BioWorld Today Correspondent

LONDON - Big pharma has publicly embraced gene therapy for the first time, with the signing of a $690 million deal between Sanofi-Aventis SA and Oxford BioMedica plc for TroVax.

The deal includes $38.6 million up front, and the $690 million headline figure depends on meeting all development and registrations targets in certain defined indications, with additional payments for further indications.

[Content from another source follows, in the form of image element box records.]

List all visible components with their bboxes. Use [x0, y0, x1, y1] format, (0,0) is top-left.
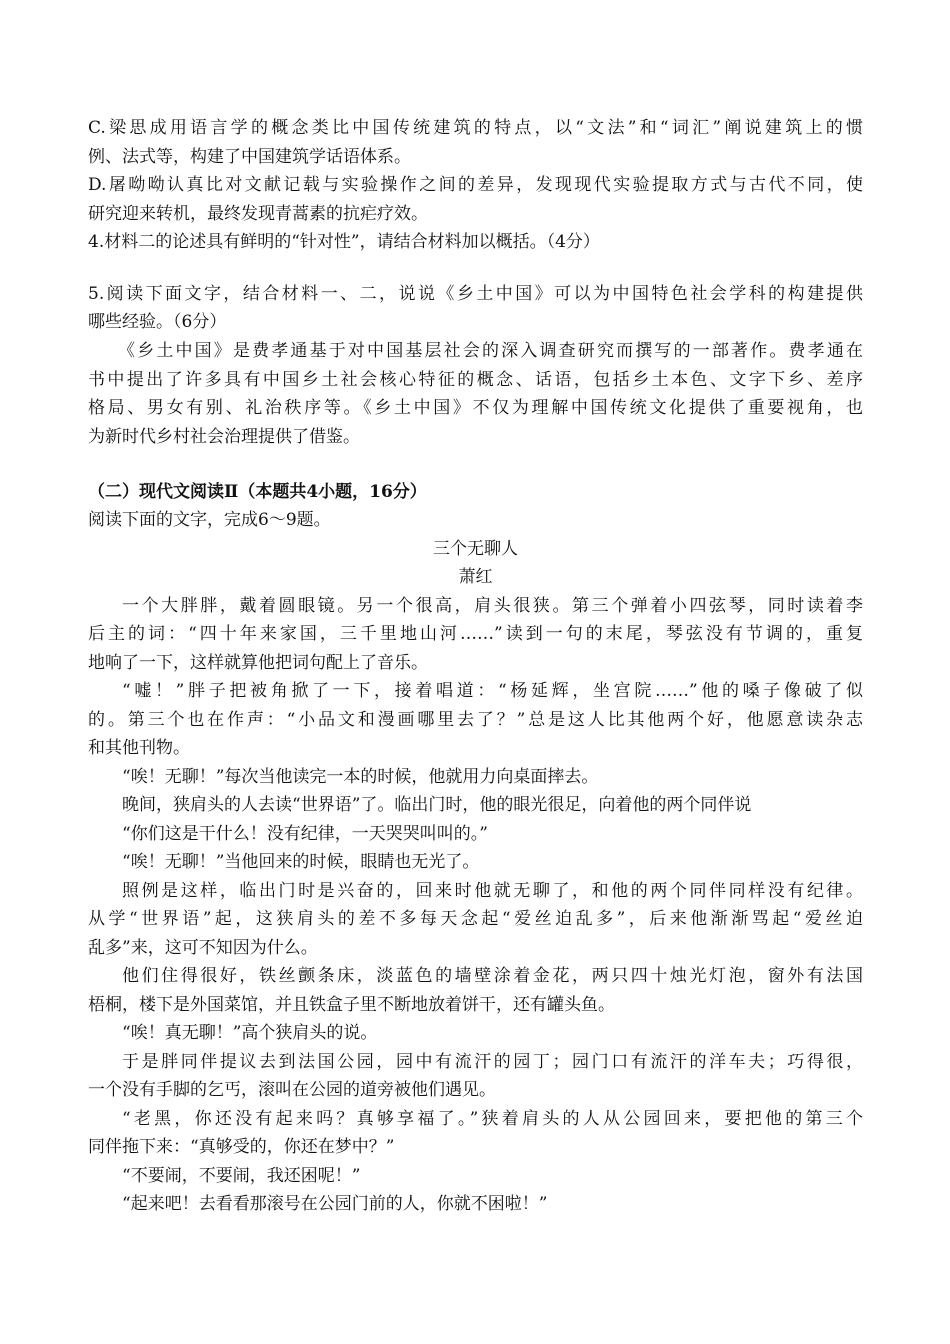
story-line: 的。第三个也在作声：“小品文和漫画哪里去了？”总是这人比其他两个好，他愿意读杂志 — [88, 710, 863, 730]
story-line: “唉！无聊！”每次当他读完一本的时候，他就用力向桌面摔去。 — [122, 767, 599, 787]
story-line: “老黑，你还没有起来吗？真够享福了。”狭着肩头的人从公园回来，要把他的第三个 — [122, 1109, 863, 1129]
story-line: 和其他刊物。 — [88, 738, 190, 758]
story-line: 一个大胖胖，戴着圆眼镜。另一个很高，肩头很狭。第三个弹着小四弦琴，同时读着李 — [122, 596, 863, 616]
q5-passage-line-4: 为新时代乡村社会治理提供了借鉴。 — [88, 427, 360, 447]
story-line: 地响了一下，这样就算他把词句配上了音乐。 — [88, 653, 428, 673]
question-4: 4.材料二的论述具有鲜明的“针对性”，请结合材料加以概括。（4分） — [88, 232, 600, 252]
option-c-line-1: C.梁思成用语言学的概念类比中国传统建筑的特点，以“文法”和“词汇”阐说建筑上的惯 — [88, 118, 863, 138]
story-line: 照例是这样，临出门时是兴奋的，回来时他就无聊了，和他的两个同伴同样没有纪律。 — [122, 881, 863, 901]
story-line: 从学“世界语”起，这狭肩头的差不多每天念起“爱丝迫乱多”，后来他渐渐骂起“爱丝迫 — [88, 909, 863, 929]
q5-passage-line-2: 书中提出了许多具有中国乡土社会核心特征的概念、话语，包括乡土本色、文字下乡、差序 — [88, 370, 863, 390]
story-line: “不要闹，不要闹，我还困呢！” — [122, 1166, 361, 1186]
question-5-line-2: 哪些经验。（6分） — [88, 312, 227, 332]
story-line: “起来吧！去看看那滚号在公园门前的人，你就不困啦！” — [122, 1194, 548, 1214]
story-line: “唉！无聊！”当他回来的时候，眼睛也无光了。 — [122, 852, 480, 872]
option-d-line-2: 研究迎来转机，最终发现青蒿素的抗疟疗效。 — [88, 204, 428, 224]
story-line: “嘘！”胖子把被角掀了一下，接着唱道：“杨延辉，坐宫院……”他的嗓子像破了似 — [122, 681, 863, 701]
story-line: “你们这是干什么！没有纪律，一天哭哭叫叫的。” — [122, 824, 488, 844]
q5-passage-line-3: 格局、男女有别、礼治秩序等。《乡土中国》不仅为理解中国传统文化提供了重要视角，也 — [88, 398, 863, 418]
option-c-line-2: 例、法式等，构建了中国建筑学话语体系。 — [88, 147, 411, 167]
q5-passage-line-1: 《乡土中国》是费孝通基于对中国基层社会的深入调查研究而撰写的一部著作。费孝通在 — [118, 341, 863, 361]
section-2-heading: （二）现代文阅读Ⅱ（本题共4小题，16分） — [88, 482, 427, 502]
story-author: 萧红 — [458, 567, 493, 587]
story-line: 后主的词：“四十年来家国，三千里地山河……”读到一句的末尾，琴弦没有节调的，重复 — [88, 624, 863, 644]
story-line: 梧桐，楼下是外国菜馆，并且铁盒子里不断地放着饼干，还有罐头鱼。 — [88, 995, 615, 1015]
question-5-line-1: 5.阅读下面文字，结合材料一、二，说说《乡土中国》可以为中国特色社会学科的构建提供 — [88, 284, 863, 304]
option-d-line-1: D.屠呦呦认真比对文献记载与实验操作之间的差异，发现现代实验提取方式与古代不同，使 — [88, 175, 863, 195]
section-2-instruction: 阅读下面的文字，完成6～9题。 — [88, 510, 331, 530]
story-line: 于是胖同伴提议去到法国公园，园中有流汗的园丁；园门口有流汗的洋车夫；巧得很， — [122, 1052, 863, 1072]
story-line: “唉！真无聊！”高个狭肩头的说。 — [122, 1023, 378, 1043]
story-line: 晚间，狭肩头的人去读“世界语”了。临出门时，他的眼光很足，向着他的两个同伴说 — [122, 795, 752, 815]
story-title: 三个无聊人 — [433, 539, 518, 559]
story-line: 一个没有手脚的乞丐，滚叫在公园的道旁被他们遇见。 — [88, 1080, 496, 1100]
story-line: 乱多”来，这可不知因为什么。 — [88, 938, 318, 958]
story-line: 他们住得很好，铁丝颤条床，淡蓝色的墙壁涂着金花，两只四十烛光灯泡，窗外有法国 — [122, 966, 863, 986]
story-line: 同伴拖下来：“真够受的，你还在梦中？” — [88, 1137, 395, 1157]
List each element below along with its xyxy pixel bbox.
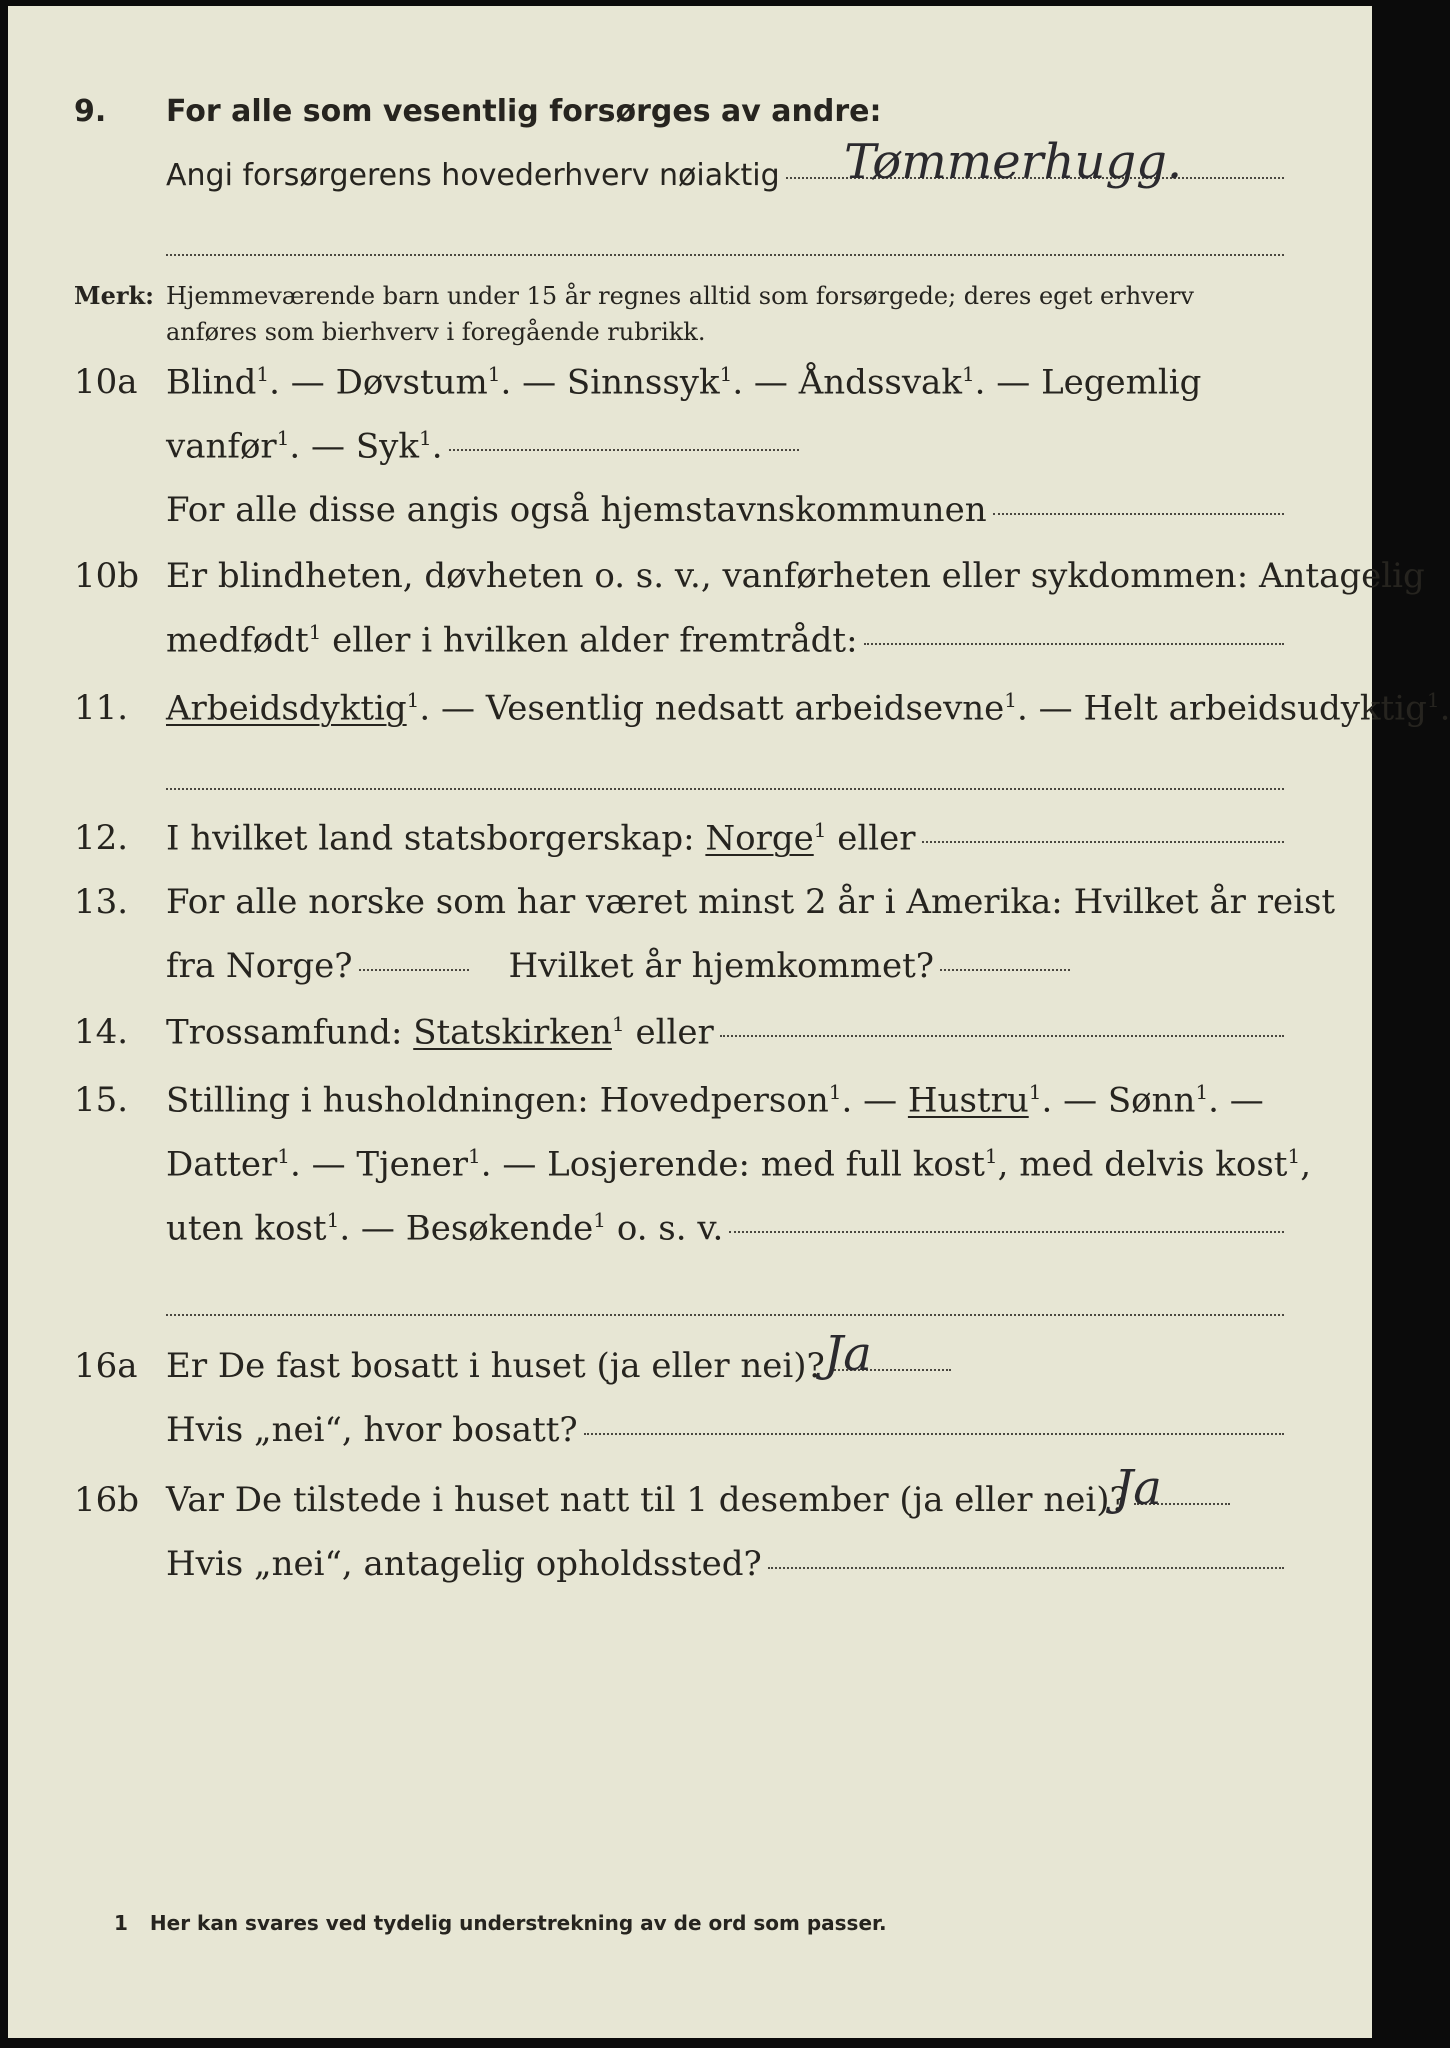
option-sinnssyk: . — Sinnssyk	[500, 362, 720, 403]
punctuation: . —	[841, 1080, 908, 1121]
option-dovstum: . — Døvstum	[269, 362, 488, 403]
question-text: eller	[826, 818, 916, 859]
question-line-2: Hvis „nei“, hvor bosatt?	[166, 1410, 578, 1450]
question-number: 9.	[74, 94, 107, 129]
question-number: 13.	[74, 882, 129, 922]
question-number: 16a	[74, 1346, 138, 1386]
footnote-ref: 1	[1287, 1144, 1301, 1168]
question-text: eller i hvilken alder fremtrådt:	[321, 620, 858, 661]
footnote-ref: 1	[961, 362, 975, 386]
footnote-ref: 1	[406, 688, 420, 712]
option-hustru-underlined: Hustru	[907, 1080, 1029, 1121]
question-line-2b: Hvilket år hjemkommet?	[508, 946, 935, 986]
merk-line-2: anføres som bierhverv i foregående rubrikk.	[166, 318, 706, 346]
option-norge-underlined: Norge	[705, 818, 814, 859]
answer-line[interactable]	[720, 1034, 1284, 1037]
answer-line[interactable]	[768, 1566, 1284, 1569]
question-10b	[74, 556, 1425, 684]
separator-line	[166, 254, 1284, 256]
question-11	[74, 688, 1450, 752]
question-number: 15.	[74, 1080, 129, 1121]
option-arbeidsdyktig-underlined: Arbeidsdyktig	[166, 688, 407, 729]
option-sonn: . — Sønn	[1041, 1080, 1196, 1121]
answer-line[interactable]	[729, 1230, 1284, 1233]
option-uten-kost: uten kost	[166, 1208, 327, 1249]
question-16b	[74, 1460, 1284, 1608]
option-blind: Blind	[166, 362, 257, 403]
question-line-2a: fra Norge?	[166, 946, 353, 986]
question-line-2: Hvis „nei“, antagelig opholdssted?	[166, 1544, 762, 1584]
answer-line[interactable]	[584, 1432, 1284, 1435]
option-hovedperson: Stilling i husholdningen: Hovedperson	[166, 1080, 829, 1121]
question-line-2	[166, 426, 443, 466]
merk-line-1: Hjemmeværende barn under 15 år regnes alltid som forsørgede; deres eget erhverv	[166, 282, 1194, 310]
merk-note	[74, 278, 1284, 350]
footnote-ref: 1	[1195, 1080, 1209, 1104]
footnote-ref: 1	[256, 362, 270, 386]
question-number: 10a	[74, 362, 138, 403]
question-line	[166, 688, 1450, 728]
handwritten-answer: Ja	[1114, 1460, 1162, 1516]
question-line	[166, 818, 916, 858]
question-12	[74, 818, 1284, 882]
option-syk: . — Syk	[289, 426, 419, 467]
answer-line-reist[interactable]	[359, 968, 469, 971]
question-line-1: For alle norske som har været minst 2 år i Amerika: Hvilket år reist	[166, 882, 1336, 922]
question-prompt: Angi forsørgerens hovederhverv nøiaktig	[166, 158, 780, 193]
footnote-ref: 1	[487, 362, 501, 386]
separator-line	[166, 788, 1284, 790]
footnote-ref: 1	[468, 1144, 481, 1168]
question-line-1: Er De fast bosatt i huset (ja eller nei)?	[166, 1346, 825, 1386]
question-line-3: For alle disse angis også hjemstavnskommunen	[166, 490, 987, 530]
footnote-ref: 1	[1426, 688, 1440, 712]
answer-line[interactable]	[922, 840, 1284, 843]
question-number: 10b	[74, 556, 140, 596]
footnote-ref: 1	[611, 1012, 625, 1036]
answer-line[interactable]	[993, 512, 1284, 515]
question-text: eller	[624, 1012, 714, 1053]
option-legemlig: . — Legemlig	[974, 362, 1202, 403]
question-13	[74, 882, 1336, 1010]
question-number: 16b	[74, 1480, 140, 1520]
punctuation: . —	[1208, 1080, 1264, 1121]
footnote-mark: 1	[114, 1911, 128, 1935]
option-vanfor: vanfør	[166, 426, 277, 467]
footnote-ref: 1	[277, 1144, 290, 1168]
question-16a	[74, 1326, 1284, 1474]
option-andssvak: . — Åndssvak	[732, 362, 962, 403]
option-full-kost: . — Losjerende: med full kost	[480, 1144, 985, 1185]
question-number: 11.	[74, 688, 129, 729]
footnote-ref: 1	[593, 1208, 607, 1232]
handwritten-answer: Tømmerhugg.	[844, 134, 1183, 190]
option-datter: Datter	[166, 1144, 278, 1185]
footnote-ref: 1	[308, 620, 322, 644]
question-text: o. s. v.	[606, 1208, 724, 1249]
question-number: 12.	[74, 818, 129, 859]
footnote-ref: 1	[984, 1144, 998, 1168]
question-text: I hvilket land statsborgerskap:	[166, 818, 706, 859]
question-14	[74, 1012, 1284, 1076]
question-line-2	[166, 620, 858, 660]
answer-line[interactable]	[449, 448, 799, 451]
option-statskirken-underlined: Statskirken	[413, 1012, 612, 1053]
question-line-1	[166, 362, 1284, 402]
punctuation: .	[431, 426, 443, 467]
option-medfodt: medfødt	[166, 620, 309, 661]
option-besokende: . — Besøkende	[339, 1208, 594, 1249]
footnote-ref: 1	[326, 1208, 340, 1232]
question-15	[74, 1080, 1312, 1272]
question-10a	[74, 362, 1284, 554]
footnote	[114, 1911, 887, 1935]
question-line-1	[166, 1080, 1264, 1120]
question-line-1: Var De tilstede i huset natt til 1 desember (ja eller nei)?	[166, 1480, 1128, 1520]
answer-line[interactable]	[864, 642, 1284, 645]
footnote-ref: 1	[719, 362, 733, 386]
question-text: Trossamfund:	[166, 1012, 414, 1053]
option-delvis-kost: , med delvis kost	[997, 1144, 1288, 1185]
merk-label: Merk:	[74, 281, 154, 310]
separator-line	[166, 1314, 1284, 1316]
question-line-1: Er blindheten, døvheten o. s. v., vanførheten eller sykdommen: Antagelig	[166, 556, 1425, 596]
footnote-ref: 1	[418, 426, 432, 450]
question-title: For alle som vesentlig forsørges av andre:	[166, 94, 882, 129]
handwritten-answer: Ja	[824, 1326, 872, 1382]
question-line	[166, 1012, 714, 1052]
answer-line-hjemkommet[interactable]	[940, 968, 1070, 971]
punctuation: ,	[1300, 1144, 1312, 1185]
question-line-2	[166, 1144, 1311, 1184]
census-form-page	[8, 6, 1450, 2038]
footnote-ref: 1	[1004, 688, 1018, 712]
footnote-ref: 1	[813, 818, 827, 842]
footnote-ref: 1	[1028, 1080, 1042, 1104]
punctuation: .	[1439, 688, 1450, 729]
question-number: 14.	[74, 1012, 129, 1053]
question-9	[74, 94, 1284, 222]
question-line-3	[166, 1208, 723, 1248]
footnote-ref: 1	[828, 1080, 842, 1104]
option-udyktig: . — Helt arbeidsudyktig	[1017, 688, 1427, 729]
footnote-text: Her kan svares ved tydelig understrekning av de ord som passer.	[149, 1911, 887, 1935]
option-tjener: . — Tjener	[289, 1144, 469, 1185]
option-nedsatt: . — Vesentlig nedsatt arbeidsevne	[419, 688, 1005, 729]
footnote-ref: 1	[276, 426, 290, 450]
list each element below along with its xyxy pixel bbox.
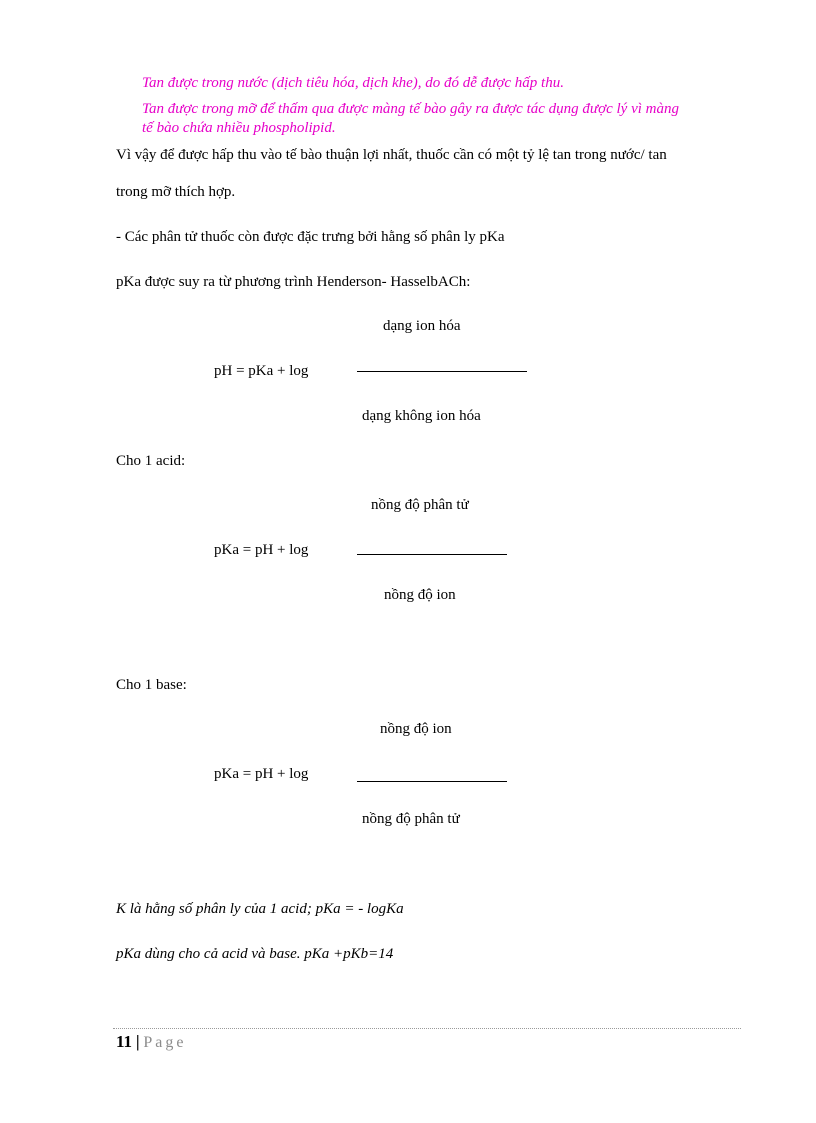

In addition, Oxford BioMedica also is entitled to escalating royalties and to commercial milestones when sales of TroVax reach certain levels.

The product, which is in Phase III for the treatment of renal cancer, uses a vaccinia viral vector to deliver the gene for 5T4, an antigen that is expressed preferentially on the cell surface of solid tumors, thus stimulating an anti-5T4 immune response.

Sanofi has the rights to develop TroVax as a treatment for any type of cancer.

"Sanofi-Aventis is absolutely an ideal partner for TroVax," Alan Kingsman, CEO of Oxford BioMedica told an analysts' meeting in London. "I think this is an excellent deal, [both] from the points we are able to disclose and the points we are unable to disclose."

The Oxford, UK-based company has retained the right to participate in the development of TroVax for cancers other than those specified at this point, in return for an enhanced royalty, and will supply the product on commercial terms also.

To kick-start the agreement, Sanofi will pay €29 million (US$38.6 million) up front, and make further near-term payments of €19 million, linked to clinical milestones in the ongoing Trist (TroVax Renal Immunotherapy Survival Trial) Phase III trial in renal cancer, which is due to end within two years.

Oxford BioMedica designed and is funding Trist, and will remain in control of the trial, but Sanofi will co-fund the research from this point, and will pay for all future research, development, regulatory and commercialization activities relating to TroVax. Most immediately, the Paris-based company will start a second Phase III trial in metastatic colorectal cancer.

The deal has been 18 months in the making, and Kingsman said it fulfilled all aspects of the wish list the company put together when it embarked on the search for a partner.

"The financial terms are good and competitive, and to a significant extent that is because we had several [potential] partners at the table," he said.

Kingsman added that he believes the license with such a prominent partner will unlock the potential of cancer immunotherapy in general.

The cash from the deal will enable Oxford BioMedica to invest in the rest of its gene delivery pipeline. "The top priority is, we can invest in neurotherapy and put ProSavin [a treatment for Parkinson's disease] on course to get into the clinic."

"We've now got all the resources to push it well into development, and possibly all the way to the market," Kingsman said. "And we can decide if we will do a deal on ProSavin on business strategy, rather than because we need the cash."

To date, TroVax has been in nine studies involving more than 180 patients. There have been no serious adverse events, and more than 90 percent of patients mounted an immune response. That has resulted in high levels of tumor shrinkage and indication of survival benefit, with a correlation between the level of clinical benefit and the strength of the immune response.

TroVax is not the most advanced gene therapy product in development.

Ark Therapeutics plc's Cerepro for treating glioma became the first gene therapy product to move into a full regulatory review (outside China) in 2005 when the European Medicines Agency accepted it for the "exceptional approval" route on the basis of two previous Phase II trials.

The product uses an adenovirus to deliver the gene for the enzyme thymidine kinase, which converts a prodrug into a form that is toxic to tumor cells but has no effect on normal brain cells. The London-based company also has a further gene therapy product, Trinam in Phase III development.

However, TroVax is the first gene therapy treatment to be licensed by a major pharmaceutical company, showing that class of treatment may be about to break through to the market.

Kingman said the commercial success of TroVax would depend on how it now performs in Phase III trials. "The theoretical [commercial] potential is huge, but it depends on how the efficacy reads out."